Ketahuilah! Ternyata Ini Provinsi dengan Presentase Kecelakaan Terbesar di Pulau Jawa

Lebaran merupakan moment penting dalam kehidupan umat muslim, berbagai tardisi pun dilakukan menjelang Hari Raya Idul Fitri. Mulai dari membeli baju baju, membuat kue khas lebaran, hingga tradisi yang paling menjadi agenda wajib masyarakat Indonesia yaitu mudik ke kampung halaman untuk berkumpul bersama sanak saudara. Tradisi mudik juga membawa keuntungan bagi beberapa pihak salah satunya adalah para pengusaha sewa bus di beberapa daerah seperti pengusaha sewa bus pariwisata Tangerang dan sekitarnya.
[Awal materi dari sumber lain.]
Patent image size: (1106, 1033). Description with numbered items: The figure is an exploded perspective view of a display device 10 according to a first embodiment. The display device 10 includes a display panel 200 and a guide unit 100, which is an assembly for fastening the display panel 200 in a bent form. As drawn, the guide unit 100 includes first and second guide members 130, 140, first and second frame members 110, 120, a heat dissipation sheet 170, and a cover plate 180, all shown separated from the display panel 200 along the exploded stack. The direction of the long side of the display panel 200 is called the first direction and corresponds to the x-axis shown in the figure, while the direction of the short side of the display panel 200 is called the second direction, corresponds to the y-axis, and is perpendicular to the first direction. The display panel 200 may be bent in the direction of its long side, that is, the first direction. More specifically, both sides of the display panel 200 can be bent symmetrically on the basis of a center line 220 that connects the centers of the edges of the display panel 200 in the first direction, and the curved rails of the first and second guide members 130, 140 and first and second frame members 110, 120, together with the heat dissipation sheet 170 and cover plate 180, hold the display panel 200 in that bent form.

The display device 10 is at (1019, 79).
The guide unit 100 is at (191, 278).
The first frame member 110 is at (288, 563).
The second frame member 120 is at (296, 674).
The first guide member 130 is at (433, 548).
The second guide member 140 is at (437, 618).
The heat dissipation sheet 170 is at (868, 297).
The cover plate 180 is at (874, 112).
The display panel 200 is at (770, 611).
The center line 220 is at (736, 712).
Pada tahun 2019, jumlah pemudik menggunakan kendaraan umum seperti bus yang mengalami kenaikan signifikan dari tahun – tahun sebelumnya. Hal ini tidak terlepas dari beberapa alasan seperti ingin menikmati mudik tanpa berpanas – panasan di jalan hingga ingin menghindari macetnya jalan raya. Selain itu, manfaat ini jelas dirasakan oleh pengusaha sewa bus pariwisata, karena omset yang mereka dapatkan naik.
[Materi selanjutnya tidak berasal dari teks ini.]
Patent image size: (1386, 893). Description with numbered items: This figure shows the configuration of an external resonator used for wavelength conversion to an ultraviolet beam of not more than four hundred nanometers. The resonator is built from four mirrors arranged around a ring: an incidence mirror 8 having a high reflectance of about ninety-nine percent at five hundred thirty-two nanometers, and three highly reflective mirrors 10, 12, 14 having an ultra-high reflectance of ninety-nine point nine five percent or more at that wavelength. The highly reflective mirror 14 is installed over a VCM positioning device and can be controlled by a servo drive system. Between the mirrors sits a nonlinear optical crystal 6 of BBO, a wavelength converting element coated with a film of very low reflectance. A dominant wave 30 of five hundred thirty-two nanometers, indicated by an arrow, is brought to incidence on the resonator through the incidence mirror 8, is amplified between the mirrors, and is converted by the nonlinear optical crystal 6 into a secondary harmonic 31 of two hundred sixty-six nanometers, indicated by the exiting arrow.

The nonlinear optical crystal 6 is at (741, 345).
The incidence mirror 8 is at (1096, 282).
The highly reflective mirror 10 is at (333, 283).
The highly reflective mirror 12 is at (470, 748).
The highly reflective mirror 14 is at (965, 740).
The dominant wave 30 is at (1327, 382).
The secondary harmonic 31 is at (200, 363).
Presentase Kecelakaan Lalu Lintas di Pulau Jawa

 

Kecelakaan Lalu Lintas

Dengan tingginya tingkat pemudik terutama di Pulau Jawa, tak ayal membuat resiko terjadinya kecelakaan lalu lintas juga semakin tinggi. Penelitian yang dilakukan oleh KNKT (Komite Keselamatan Transportasi), selama tahun 2007 hingga 2016, kecelakaan di jalanan (terdiri dari kecelakaan tunggal, kecelakaan kedaraan beruntun, kecelakaan kereta api, hingga kecelakaan bus) menjadi kategori kecelakaan yang amat sering terjadi yakni hingga 65,6%. Tercatat Pulau Jawa menjadi wilayah paling rawan dengan presentase 70,35%, dimana provinsi Jawa Barat menempati posisi tertinggi dengan presentase 34,4% atau 22 kasus, diantara 22 kasus tersebut 70% merupakan kecelakaan tunggal seperti terguling, terbakar, dan tabrakan. Lalu sisanya yaitu 30% merupakan kecelakaan bus dan kereta api. Meskipun kecelakaan bus memiliki presentase cukup kecil, tetap harus diwaspadai karena satu kali terjadi kecelakaan bus, nyawa yang hilang bisa mencapai belasan hingga puluhan orang pun demikian dengan kecelakaan kereta api.

Baca juga: Rasakan Sensasi Tepi Nusantara di Wisata 0 Kilometer Indonesia

Tentunya ini menjadi pekerjaan rumah pemerintah dimana setiap tahun pemerintah melalui Kementerian Perhubungan selalu melakukan pembenahan untuk mengurangi kecelakaan lalu lintas. Hal ini terbukti dari data Kementerian Perhubungan yang menunjukkan jumlah kecelakaan pada arus mudik dan arus balik lebaran menurun dibandingkan tahun – tahun sebelumnya yaitu menurun sebesar 65% dari 1.410 pada tahun 2018 menjadi 509 kejadian di tahun 2019. Artinya, presentase kecelakaan bus ataupun kecelakaan tunggal terutama di provinsi Jawa Barat juga mengalami penurunan signifikan.